Laura (1944) opening banner

Off the top, a three-part disclaimer:  

  1. You should watch Laura.  It’s only the seventeenth (out of sixty-eight) films I’ve given the designation of Timeless.
  2. If you think you might ever watch it, don’t read this review.  It’s impossible to write about Laura without spoiling it, and it’s got a killer twist.  Go watch it, and come back when you’re finished.  I’ll wait.
  3. If you’ve already seen it or you know you’ll never watch it, proceed.

Don’t say I didn’t warn you.


I don’t consider myself a film critic.  To be a good film critic, you need a dispassionate air.  You examine a film objectively, and situate it in its time and place in the history of film.

I do some of this, of course.  But I don’t write objectively.  I let my personal opinion color everything.  I play favorites and gloss over the faults of my idols.  

The films I truly despise?  The ones that bore me to tears?  I don’t write about them at all.

I’m a fan, first, last, and always, and not much different from the kid I was at ten years old watching these black and white films with my mom on Turner Classic Movies.

Three films in particular hooked me and launched a lifelong love affair with classic cinema.  Watching them as an adult, I wonder exactly what fascinated me, why I wanted to watch Bette Davis in black and white more than Saturday morning cartoons. Three quarters of the story went over my head, I’d never heard of a director, and I didn’t know anything about the lives of the stars.  

The first film was What Ever Happened to Baby Jane?  I danced around the house singing the Baby Jane Hudson song while my mom and dad roared with laughter.  Second was To Have and Have Not, with Humphrey Bogart and Lauren Bacall.  I saw what Bacall saw in Bogie’s craggy lived-in face.

The third?

Laura.

The film is a textbook example of classic film noir.  There are a lot of different definitions of noir, but as we’re fans and not critics here, suffice it to say that film noir refers to both a cinematic style influenced by the Germans and a cynical tone influenced by an American audience disillusioned by World War II.  There’s often a hardboiled detective ripped straight from the pages of a 1940s mystery novel and a femme fatale—a woman who slinks across the screen like a black widow spider, using her sexuality to lure in and destroy the men she sees only as marks.

Laura has both.  Or does it? 

The film opens as a standard whodunnit—Detective Mark McPherson, played by Dana Andrews, investigating the murder of Gene Tierney’s Laura Hunt.  Someone blew the beautiful young woman’s head off with a shotgun.
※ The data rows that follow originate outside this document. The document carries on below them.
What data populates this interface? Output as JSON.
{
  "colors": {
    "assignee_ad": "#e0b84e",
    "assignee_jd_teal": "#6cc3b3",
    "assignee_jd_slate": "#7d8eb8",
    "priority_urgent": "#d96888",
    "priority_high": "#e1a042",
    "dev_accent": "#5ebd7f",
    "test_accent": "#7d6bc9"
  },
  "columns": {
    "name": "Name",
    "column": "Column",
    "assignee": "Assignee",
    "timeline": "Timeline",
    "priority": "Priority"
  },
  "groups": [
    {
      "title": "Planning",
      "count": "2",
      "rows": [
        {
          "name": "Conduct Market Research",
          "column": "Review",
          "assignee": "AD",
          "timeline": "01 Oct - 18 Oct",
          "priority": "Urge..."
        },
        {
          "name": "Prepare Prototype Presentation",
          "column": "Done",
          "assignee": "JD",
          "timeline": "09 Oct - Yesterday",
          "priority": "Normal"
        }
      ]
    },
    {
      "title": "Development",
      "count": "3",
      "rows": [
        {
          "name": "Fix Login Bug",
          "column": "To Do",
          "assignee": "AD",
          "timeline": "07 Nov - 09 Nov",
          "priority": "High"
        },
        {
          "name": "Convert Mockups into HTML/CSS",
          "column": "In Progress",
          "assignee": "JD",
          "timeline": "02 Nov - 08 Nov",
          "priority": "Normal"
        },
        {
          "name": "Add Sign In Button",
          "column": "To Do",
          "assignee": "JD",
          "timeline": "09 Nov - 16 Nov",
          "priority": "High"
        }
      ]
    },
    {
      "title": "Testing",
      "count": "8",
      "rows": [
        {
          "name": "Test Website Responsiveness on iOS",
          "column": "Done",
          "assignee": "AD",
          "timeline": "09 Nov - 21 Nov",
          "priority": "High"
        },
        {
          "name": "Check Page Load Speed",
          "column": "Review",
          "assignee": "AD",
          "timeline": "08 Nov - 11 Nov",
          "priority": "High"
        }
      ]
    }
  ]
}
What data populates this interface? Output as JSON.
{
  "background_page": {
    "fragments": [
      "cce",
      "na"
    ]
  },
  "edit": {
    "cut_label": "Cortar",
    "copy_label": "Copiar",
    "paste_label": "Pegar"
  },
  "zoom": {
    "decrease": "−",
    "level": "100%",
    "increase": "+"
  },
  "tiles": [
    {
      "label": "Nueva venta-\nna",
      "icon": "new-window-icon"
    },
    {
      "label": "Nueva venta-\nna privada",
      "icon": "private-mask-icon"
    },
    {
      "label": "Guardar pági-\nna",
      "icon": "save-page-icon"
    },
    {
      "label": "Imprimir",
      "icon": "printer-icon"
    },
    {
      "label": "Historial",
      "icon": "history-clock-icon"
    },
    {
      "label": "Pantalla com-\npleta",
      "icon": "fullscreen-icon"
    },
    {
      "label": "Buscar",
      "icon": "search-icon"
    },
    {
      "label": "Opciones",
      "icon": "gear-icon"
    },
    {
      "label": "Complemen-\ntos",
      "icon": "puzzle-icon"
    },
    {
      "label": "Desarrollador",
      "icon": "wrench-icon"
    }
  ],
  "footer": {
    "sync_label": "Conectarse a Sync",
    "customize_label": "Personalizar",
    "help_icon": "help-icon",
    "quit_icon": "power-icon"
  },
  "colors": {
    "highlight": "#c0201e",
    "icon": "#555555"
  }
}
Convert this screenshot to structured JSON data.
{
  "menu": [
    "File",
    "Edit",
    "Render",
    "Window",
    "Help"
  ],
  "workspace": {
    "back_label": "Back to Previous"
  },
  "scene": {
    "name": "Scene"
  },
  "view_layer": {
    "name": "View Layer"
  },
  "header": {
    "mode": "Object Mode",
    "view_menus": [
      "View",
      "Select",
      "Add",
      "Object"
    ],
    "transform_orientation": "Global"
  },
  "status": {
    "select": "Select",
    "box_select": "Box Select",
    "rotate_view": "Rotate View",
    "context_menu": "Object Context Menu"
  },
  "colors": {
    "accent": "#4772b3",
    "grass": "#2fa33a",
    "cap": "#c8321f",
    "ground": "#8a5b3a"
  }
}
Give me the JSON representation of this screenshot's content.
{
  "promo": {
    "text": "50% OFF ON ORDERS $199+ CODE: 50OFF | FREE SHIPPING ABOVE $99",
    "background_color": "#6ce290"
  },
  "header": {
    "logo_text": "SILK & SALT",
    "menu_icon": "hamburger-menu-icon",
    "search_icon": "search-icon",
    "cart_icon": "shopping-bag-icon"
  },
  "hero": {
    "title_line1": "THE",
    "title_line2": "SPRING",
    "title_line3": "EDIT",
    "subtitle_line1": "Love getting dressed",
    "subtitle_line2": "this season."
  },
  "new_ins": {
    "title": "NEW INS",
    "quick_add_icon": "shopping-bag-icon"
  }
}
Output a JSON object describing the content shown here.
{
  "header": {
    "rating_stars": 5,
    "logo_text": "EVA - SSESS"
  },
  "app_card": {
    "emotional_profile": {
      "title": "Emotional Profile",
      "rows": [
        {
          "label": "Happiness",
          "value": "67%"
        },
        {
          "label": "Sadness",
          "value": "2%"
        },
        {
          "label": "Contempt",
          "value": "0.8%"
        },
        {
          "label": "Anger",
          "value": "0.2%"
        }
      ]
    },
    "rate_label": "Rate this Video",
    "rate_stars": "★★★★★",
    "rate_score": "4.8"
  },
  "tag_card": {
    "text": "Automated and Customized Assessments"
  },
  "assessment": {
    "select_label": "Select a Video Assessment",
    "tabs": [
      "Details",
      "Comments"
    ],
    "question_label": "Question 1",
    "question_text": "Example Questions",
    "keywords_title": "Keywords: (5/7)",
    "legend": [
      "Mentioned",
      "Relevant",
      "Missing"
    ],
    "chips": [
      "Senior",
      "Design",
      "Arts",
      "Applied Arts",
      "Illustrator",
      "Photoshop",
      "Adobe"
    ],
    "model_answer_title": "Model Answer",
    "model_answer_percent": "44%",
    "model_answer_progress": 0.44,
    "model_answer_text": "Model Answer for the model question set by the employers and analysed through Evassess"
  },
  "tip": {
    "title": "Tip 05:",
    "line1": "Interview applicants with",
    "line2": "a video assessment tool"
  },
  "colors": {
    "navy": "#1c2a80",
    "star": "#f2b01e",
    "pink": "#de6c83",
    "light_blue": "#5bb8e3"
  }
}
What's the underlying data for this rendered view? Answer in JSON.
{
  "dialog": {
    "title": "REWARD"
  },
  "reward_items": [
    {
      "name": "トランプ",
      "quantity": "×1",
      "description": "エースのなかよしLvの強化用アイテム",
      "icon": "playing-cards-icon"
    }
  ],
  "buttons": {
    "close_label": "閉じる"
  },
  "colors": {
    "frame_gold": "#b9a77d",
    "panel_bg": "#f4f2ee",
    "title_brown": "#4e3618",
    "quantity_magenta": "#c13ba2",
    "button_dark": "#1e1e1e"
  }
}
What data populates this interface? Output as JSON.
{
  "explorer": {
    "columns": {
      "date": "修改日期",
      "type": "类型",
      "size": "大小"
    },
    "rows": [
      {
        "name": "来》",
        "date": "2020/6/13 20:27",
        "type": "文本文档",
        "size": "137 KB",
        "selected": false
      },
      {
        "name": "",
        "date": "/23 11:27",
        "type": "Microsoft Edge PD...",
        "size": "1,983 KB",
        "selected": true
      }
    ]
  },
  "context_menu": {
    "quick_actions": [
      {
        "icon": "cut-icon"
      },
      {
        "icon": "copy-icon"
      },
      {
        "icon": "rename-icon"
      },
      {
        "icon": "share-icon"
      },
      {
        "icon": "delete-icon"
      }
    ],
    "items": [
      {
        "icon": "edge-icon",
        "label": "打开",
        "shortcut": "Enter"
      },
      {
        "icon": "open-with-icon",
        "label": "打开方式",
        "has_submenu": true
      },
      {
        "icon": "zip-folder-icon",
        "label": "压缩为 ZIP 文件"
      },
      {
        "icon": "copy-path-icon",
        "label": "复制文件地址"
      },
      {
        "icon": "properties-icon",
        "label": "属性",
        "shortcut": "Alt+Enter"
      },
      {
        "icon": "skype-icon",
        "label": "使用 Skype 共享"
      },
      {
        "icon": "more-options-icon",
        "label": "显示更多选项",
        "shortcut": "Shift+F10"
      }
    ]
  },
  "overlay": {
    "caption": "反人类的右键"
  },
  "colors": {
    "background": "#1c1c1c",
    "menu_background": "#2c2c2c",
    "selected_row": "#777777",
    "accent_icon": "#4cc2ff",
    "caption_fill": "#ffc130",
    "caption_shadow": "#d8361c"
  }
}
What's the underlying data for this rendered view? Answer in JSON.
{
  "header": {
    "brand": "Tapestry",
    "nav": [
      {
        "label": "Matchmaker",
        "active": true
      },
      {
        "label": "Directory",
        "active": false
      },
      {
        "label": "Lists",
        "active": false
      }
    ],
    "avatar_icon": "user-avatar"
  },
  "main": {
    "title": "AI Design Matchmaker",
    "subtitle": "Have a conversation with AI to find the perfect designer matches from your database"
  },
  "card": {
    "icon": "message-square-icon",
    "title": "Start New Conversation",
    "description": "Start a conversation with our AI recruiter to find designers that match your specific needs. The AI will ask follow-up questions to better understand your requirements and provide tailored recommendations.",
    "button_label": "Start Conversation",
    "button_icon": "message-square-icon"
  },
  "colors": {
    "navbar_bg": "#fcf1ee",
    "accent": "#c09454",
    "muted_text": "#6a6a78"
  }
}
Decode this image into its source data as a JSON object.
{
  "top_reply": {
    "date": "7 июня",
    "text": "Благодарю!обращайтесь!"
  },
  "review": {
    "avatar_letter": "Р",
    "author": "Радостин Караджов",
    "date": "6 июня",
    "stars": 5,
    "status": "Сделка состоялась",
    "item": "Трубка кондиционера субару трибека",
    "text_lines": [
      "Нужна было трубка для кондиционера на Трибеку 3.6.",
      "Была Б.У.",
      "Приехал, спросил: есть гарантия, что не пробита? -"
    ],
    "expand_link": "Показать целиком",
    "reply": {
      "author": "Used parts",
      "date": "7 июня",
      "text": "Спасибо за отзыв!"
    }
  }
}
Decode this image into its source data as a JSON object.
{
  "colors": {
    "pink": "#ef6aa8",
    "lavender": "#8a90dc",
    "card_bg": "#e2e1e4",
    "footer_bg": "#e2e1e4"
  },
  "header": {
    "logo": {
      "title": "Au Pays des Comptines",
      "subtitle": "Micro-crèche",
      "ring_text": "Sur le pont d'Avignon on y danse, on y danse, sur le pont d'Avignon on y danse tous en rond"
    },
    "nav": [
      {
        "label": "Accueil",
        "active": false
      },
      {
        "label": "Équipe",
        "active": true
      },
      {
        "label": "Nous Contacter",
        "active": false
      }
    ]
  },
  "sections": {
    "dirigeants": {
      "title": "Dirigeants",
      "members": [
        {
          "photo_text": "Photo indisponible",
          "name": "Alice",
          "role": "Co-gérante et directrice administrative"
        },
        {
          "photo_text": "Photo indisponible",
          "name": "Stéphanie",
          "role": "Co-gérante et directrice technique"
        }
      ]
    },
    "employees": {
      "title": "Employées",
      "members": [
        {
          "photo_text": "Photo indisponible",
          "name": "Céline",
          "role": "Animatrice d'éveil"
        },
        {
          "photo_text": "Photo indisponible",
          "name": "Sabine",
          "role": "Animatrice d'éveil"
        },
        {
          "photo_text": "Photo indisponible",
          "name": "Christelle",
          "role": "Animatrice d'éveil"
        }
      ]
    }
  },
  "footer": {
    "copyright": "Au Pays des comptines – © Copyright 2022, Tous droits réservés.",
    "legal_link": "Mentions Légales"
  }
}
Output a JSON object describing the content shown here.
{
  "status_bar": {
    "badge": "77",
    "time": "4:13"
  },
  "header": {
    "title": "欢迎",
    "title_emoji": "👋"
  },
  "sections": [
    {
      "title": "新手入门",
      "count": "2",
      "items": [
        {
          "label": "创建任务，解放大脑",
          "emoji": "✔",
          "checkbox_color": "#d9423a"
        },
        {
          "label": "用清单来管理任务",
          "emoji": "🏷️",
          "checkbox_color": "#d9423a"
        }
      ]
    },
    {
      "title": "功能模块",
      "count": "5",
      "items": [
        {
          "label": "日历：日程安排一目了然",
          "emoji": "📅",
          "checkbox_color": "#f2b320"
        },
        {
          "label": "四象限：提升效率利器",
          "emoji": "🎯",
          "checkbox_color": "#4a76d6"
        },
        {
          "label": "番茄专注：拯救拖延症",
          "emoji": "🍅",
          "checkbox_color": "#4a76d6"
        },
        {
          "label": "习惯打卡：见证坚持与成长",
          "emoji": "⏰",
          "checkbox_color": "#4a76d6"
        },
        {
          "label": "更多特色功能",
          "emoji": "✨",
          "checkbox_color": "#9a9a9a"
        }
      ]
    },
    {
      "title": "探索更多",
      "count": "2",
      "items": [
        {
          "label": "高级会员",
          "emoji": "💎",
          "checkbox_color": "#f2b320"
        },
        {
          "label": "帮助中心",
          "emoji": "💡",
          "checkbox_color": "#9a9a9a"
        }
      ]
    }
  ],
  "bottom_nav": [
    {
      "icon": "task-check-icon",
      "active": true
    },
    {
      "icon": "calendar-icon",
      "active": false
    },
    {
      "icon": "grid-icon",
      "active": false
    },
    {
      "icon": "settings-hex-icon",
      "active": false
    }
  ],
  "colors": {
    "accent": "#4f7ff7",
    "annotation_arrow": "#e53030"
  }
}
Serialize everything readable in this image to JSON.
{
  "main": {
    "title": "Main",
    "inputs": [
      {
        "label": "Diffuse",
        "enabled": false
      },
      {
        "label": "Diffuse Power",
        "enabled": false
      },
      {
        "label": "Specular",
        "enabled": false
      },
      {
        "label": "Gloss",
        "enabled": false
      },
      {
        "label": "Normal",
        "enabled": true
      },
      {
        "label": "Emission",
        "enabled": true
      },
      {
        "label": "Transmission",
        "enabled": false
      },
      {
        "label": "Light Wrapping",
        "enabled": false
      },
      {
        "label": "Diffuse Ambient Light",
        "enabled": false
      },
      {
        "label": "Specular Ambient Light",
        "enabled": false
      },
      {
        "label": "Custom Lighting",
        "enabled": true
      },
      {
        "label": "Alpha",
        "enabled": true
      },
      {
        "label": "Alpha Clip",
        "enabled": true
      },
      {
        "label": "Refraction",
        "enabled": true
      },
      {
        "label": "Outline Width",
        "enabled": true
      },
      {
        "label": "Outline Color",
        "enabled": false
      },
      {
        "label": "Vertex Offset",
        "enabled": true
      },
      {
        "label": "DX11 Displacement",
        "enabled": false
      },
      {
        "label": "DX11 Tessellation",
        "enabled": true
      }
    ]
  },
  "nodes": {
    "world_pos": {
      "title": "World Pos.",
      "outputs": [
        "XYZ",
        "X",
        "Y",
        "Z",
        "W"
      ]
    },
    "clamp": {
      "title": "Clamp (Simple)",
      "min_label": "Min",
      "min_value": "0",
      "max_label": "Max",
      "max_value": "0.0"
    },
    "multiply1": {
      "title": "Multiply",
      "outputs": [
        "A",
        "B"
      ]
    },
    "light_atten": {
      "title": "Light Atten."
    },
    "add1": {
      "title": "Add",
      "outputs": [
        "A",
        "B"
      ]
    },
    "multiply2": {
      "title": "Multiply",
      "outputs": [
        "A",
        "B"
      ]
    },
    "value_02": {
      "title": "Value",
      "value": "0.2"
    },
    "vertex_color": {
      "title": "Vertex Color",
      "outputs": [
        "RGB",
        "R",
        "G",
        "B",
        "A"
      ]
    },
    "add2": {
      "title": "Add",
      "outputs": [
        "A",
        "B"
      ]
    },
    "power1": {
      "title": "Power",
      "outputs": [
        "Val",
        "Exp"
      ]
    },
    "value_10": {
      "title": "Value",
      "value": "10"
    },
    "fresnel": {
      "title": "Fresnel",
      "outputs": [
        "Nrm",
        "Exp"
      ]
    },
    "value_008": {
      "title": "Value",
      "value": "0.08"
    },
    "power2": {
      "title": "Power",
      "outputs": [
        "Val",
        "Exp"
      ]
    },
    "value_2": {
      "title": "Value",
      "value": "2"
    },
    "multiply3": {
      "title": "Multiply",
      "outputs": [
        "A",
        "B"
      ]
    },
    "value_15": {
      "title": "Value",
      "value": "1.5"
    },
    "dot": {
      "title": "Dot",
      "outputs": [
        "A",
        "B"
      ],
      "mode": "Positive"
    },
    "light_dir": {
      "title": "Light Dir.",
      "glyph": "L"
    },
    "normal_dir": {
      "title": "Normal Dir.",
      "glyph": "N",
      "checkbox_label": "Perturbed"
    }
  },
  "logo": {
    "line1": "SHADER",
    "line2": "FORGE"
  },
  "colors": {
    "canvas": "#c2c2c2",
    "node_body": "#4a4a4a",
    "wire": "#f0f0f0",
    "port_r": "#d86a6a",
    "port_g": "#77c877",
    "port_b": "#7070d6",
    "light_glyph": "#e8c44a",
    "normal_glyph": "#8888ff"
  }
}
McPherson has a collection of suspects—fiancé Shelby Carpenter (Vincent Price), who needs her money and may have learned she was considering calling off the wedding; Ann Treadwell (Judith Anderson), the older woman who loves Shelby but cannot compete with Laura for his affection; and Waldo Lydecker (Clifton Webb), the powerful older man who took Laura under his wing and scares away any man who desires her.

All speak of Laura in glowing terms, but we get the most from Lydecker.  By his accounting, he took an interest in the young aspiring career woman and opened doors for her.  He taught her how to dress, introduced her to the right people, and cultivated a beautiful swan from—if not an ugly duckling, at least an inexperienced one.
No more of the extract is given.